Very hot showers right before bed can leave you feeling more alert, keep your body temperature elevated, and delay sleep.
Shower routine and poor sleep are disrupted by hot water
It sounds counterintuitive, but hotter is not better when it comes to winding down.
Bathroom experts at Showers to You warn that long, very hot showers can overstimulate the body, raising your core temperature too much just before bed. Instead of relaxing, they can leave you feeling energised and wide awake.
Keeping the water comfortably warm, rather than steaming hot, helps your body unwind without interfering with its natural cooling cycle.
Shower routine and poor sleep impact during clock changes
The relationship between the shower routine and sleep becomes even more important during seasonal clock changes.
When the clocks move forward, your circadian rhythm, your internal body clock, is temporarily thrown off. Losing an hour of sleep can leave you feeling groggy and out of sync for days.
Small adjustments to your evening routine, including when you shower, can help your body adapt more smoothly and improve your chances of getting quality rest.

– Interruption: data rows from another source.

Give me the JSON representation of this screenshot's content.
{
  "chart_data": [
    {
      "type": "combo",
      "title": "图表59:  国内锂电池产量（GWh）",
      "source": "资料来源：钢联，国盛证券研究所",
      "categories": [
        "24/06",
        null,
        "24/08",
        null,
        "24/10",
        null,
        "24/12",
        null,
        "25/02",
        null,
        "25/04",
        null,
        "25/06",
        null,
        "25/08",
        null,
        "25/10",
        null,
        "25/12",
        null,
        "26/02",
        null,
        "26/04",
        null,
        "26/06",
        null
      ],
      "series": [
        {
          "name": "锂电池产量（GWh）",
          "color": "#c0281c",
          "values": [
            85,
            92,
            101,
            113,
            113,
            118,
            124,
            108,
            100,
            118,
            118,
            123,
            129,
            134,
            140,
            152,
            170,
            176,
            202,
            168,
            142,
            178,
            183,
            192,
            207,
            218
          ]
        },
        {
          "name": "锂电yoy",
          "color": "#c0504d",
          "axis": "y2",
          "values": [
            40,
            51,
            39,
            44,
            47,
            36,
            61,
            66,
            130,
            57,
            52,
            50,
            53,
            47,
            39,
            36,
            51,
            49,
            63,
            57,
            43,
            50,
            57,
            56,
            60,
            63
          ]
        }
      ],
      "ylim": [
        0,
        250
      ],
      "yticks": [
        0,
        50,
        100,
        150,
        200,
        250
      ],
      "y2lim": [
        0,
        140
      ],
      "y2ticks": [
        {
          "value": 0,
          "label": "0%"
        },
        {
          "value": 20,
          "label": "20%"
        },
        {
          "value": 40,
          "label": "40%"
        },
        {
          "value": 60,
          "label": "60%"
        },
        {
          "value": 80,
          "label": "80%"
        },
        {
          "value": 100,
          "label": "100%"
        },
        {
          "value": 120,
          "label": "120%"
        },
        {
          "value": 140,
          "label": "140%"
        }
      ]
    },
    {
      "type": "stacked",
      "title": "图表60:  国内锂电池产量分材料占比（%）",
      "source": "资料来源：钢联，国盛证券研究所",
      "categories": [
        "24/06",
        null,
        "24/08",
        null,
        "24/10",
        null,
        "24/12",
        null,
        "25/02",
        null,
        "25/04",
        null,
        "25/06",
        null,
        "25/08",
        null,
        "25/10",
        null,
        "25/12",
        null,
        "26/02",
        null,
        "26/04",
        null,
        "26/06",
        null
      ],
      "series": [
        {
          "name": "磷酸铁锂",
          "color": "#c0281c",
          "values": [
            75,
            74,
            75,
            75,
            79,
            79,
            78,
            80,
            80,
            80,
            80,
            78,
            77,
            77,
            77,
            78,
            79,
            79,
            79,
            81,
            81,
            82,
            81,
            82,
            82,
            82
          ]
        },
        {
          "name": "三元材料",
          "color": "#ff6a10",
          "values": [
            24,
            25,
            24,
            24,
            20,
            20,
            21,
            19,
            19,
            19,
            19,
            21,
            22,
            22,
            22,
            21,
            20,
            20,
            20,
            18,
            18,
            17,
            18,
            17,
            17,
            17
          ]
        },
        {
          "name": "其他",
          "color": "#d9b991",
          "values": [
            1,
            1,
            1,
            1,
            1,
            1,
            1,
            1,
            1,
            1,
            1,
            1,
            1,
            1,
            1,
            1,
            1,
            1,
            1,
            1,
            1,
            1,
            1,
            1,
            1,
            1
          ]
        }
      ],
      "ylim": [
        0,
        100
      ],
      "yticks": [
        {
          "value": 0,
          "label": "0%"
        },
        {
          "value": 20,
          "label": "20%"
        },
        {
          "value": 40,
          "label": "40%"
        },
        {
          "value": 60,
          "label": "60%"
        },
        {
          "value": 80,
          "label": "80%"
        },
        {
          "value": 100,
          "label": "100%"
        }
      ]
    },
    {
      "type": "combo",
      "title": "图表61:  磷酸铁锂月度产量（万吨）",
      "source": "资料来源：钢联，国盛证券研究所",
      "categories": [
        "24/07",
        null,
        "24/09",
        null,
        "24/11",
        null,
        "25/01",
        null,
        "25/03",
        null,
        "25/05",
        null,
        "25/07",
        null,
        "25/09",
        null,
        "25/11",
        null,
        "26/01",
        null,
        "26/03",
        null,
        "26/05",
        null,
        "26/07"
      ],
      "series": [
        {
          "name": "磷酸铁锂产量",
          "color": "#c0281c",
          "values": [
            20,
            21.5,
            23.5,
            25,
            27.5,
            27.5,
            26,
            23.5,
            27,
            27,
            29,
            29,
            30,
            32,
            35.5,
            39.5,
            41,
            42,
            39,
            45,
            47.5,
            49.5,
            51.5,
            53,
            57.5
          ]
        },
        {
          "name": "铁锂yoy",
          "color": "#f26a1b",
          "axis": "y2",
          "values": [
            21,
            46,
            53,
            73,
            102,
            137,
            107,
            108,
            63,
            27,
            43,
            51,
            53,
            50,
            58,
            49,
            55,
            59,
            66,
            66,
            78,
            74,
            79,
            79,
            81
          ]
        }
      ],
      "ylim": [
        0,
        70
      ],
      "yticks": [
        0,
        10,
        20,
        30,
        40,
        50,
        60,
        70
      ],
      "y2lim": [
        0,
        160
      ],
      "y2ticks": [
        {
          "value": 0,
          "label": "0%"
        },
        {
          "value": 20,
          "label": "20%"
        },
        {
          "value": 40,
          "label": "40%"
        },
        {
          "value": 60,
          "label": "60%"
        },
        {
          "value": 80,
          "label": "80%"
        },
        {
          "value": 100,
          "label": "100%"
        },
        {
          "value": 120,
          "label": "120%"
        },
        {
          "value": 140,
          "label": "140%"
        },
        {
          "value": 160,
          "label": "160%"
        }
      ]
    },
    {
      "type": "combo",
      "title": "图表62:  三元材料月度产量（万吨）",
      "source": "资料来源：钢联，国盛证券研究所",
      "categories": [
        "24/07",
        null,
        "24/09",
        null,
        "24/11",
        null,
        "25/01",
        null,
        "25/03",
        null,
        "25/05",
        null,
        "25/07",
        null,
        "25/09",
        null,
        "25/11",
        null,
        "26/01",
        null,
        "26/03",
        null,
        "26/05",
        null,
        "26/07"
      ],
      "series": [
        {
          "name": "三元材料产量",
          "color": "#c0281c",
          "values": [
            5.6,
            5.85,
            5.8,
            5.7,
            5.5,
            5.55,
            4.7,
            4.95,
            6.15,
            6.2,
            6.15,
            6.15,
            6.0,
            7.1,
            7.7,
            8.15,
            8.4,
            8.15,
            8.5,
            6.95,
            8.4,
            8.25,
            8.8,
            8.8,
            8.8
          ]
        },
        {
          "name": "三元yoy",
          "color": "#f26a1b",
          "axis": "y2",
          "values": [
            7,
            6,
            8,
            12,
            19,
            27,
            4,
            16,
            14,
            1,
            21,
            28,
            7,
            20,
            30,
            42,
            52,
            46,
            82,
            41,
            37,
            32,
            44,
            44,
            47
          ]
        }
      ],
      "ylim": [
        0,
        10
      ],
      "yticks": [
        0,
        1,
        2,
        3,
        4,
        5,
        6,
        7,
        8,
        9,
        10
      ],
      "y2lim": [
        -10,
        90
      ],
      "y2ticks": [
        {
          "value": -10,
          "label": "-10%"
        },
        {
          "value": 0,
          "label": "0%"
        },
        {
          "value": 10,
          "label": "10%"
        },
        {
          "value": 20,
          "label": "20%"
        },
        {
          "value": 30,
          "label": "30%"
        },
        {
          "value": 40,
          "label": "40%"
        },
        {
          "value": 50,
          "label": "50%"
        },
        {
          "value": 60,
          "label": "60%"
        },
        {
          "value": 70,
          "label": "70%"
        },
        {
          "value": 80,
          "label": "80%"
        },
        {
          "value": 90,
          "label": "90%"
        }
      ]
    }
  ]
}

Shower routine and sleep tips for a better night
Experts suggest a few simple tweaks that can make a noticeable difference:
Shower earlier in the evening rather than right before bed to give your body time to cool down
Stick to warm water instead of very hot temperatures
Keep late-night showers short and calming, avoiding anything too stimulating
Consider a bath if you struggle to switch off, as soaking can help relax both body and mind
Use calming scents such as lavender or chamomile to reinforce the signal that it is time to wind down
It is not exactly rocket science, but it is the kind of small shift that can quietly fix a big problem.